LA PAROLA DI PAPA FRANCESCO
a cura di Gian Paolo Cassano
Continuando la catechesi sulla Chiesa, mercoledì 12 novembre, all’Udienza generale, il Papa ha parlato dei Vescovi, riferendosi all’insegnamento paolino (nelle Lettere pastorali), evidenziando le qualità che non devono mancare in un vescovo, un presbitero, un diacono: “l’accoglienza, la sobrietà, la pazienza, la mitezza, l’affidabilità, la bontà di cuore”. E’ questo “l’alfabeto, la grammatica di base di ogni ministero” e “deve essere la grammatica di base di ogni vescovo”, per offrire un servizio e una testimonianza davvero gioiosi e credibili. “Questo significa che deve essere sempre viva la consapevolezza che non si è vescovi, sacerdoti o diaconi perché si è più intelligenti, più bravi e migliori degli altri, ma solo in forza di un dono, un dono d’amore elargito da Dio, nella potenza del suo Spirito, per il bene del suo popolo”. E’ una “consapevolezza è davvero importante e costituisce una grazia da chiedere ogni giorno” perché “un Pastore che è cosciente che il proprio ministero scaturisce unicamente dalla misericordia e dal cuore di Dio non potrà mai assumere un atteggiamento autoritario, come se tutti fossero ai suoi piedi e la comunità fosse la sua proprietà, il suo regno personale”. La consapevolezza che “tutto è dono, tutto è grazia, aiuta un Pastore anche a non cadere nella tentazione di porsi al centro dell’attenzione e di confidare soltanto in se stesso”: guai se un pastore pensasse “di sapere tutto, di avere sempre la risposta giusta per ogni cosa e di non avere bisogno di nessuno. Al contrario, la coscienza di essere lui per primo oggetto della misericordia e della compassione di Dio deve portare un ministro della Chiesa ad essere sempre umile e comprensivo nei confronti degli altri”. Anzi, la coscienza “di avere sempre qualcosa da imparare, anche da coloro che possono essere ancora lontani dalla fede e dalla Chiesa” porterà “ad assumere un atteggiamento nuovo, improntato alla condivisione, alla corresponsabilità e alla comunione”.

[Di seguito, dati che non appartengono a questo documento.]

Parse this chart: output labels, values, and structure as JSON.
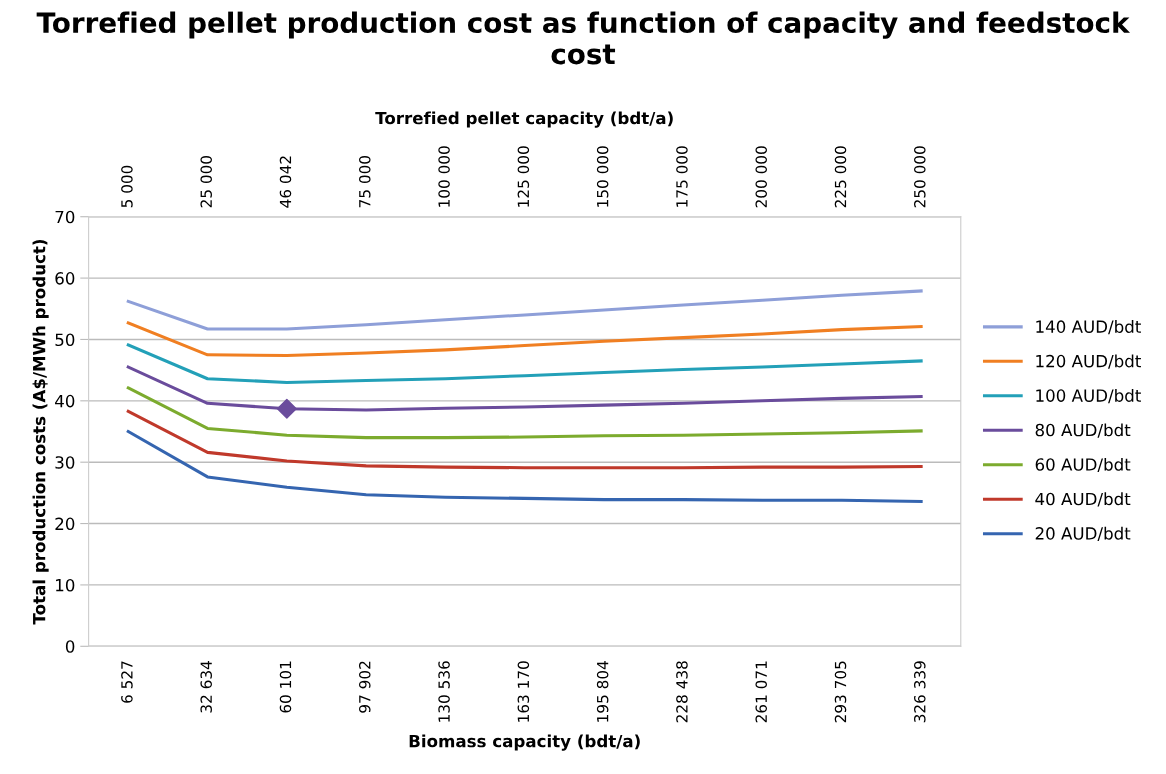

Al termine ha poi rivolto un appello perché cessino le violenze verso quei “cristiani che in varie parti del mondo sono perseguitati e uccisi a motivo del loro credo religioso”.
Domenica 16 novembre, all’Angelus, ha ricordato che “Gesù non ci chiede di conservare la sua grazia in cassaforte (…) ma vuole che la usiamo a vantaggio degli altri. Tutti i beni che noi abbiamo ricevuto sono per darli agli altri e così crescono. È come se ci dicesse: ‘Eccoti la mia misericordia, la mia tenerezza, il mio perdono: prendili e fanne largo uso’. E noi che cosa ne abbiamo fatto? Chi abbiamo ‘contagiato’ con la nostra fede? Quante persone abbiamo incoraggiato con la nostra speranza? Quanto amore abbiamo condiviso col nostro prossimo? Sono domande che ci farà bene farci. Qualunque ambiente, anche il più lontano e impraticabile, può diventare luogo dove far fruttificare i talenti”. Allora “non ci sono situazioni o luoghi preclusi alla presenza e alla testimonianza cristiana” che “non è chiusa, è aperta”. Così la parabola dei talenti “ci sprona a non nascondere la nostra fede e la nostra appartenenza a Cristo, a non seppellire la Parola del Vangelo, ma a farla circolare nella nostra vita, nelle relazioni, nelle situazioni concrete, come forza che mette in crisi, che purifica, che rinnova”. Questo vale anche per il perdono, nel Sacramento della Riconciliazione: “non teniamolo chiuso in noi stessi, ma lasciamo che sprigioni la sua forza, che faccia cadere quei muri che il nostro egoismo ha innalzato, che ci faccia fare il primo passo nei rapporti bloccati, riprendere il dialogo dove non c’è più comunicazione”. Dio ripone in tutti “immensa fiducia. Dio si fida di noi. Dio ha speranza in noi. E questo è lo stesso per tutti. Non deludiamolo! Non lasciamoci ingannare dalla paura, ma ricambiamo fiducia con fiducia!”.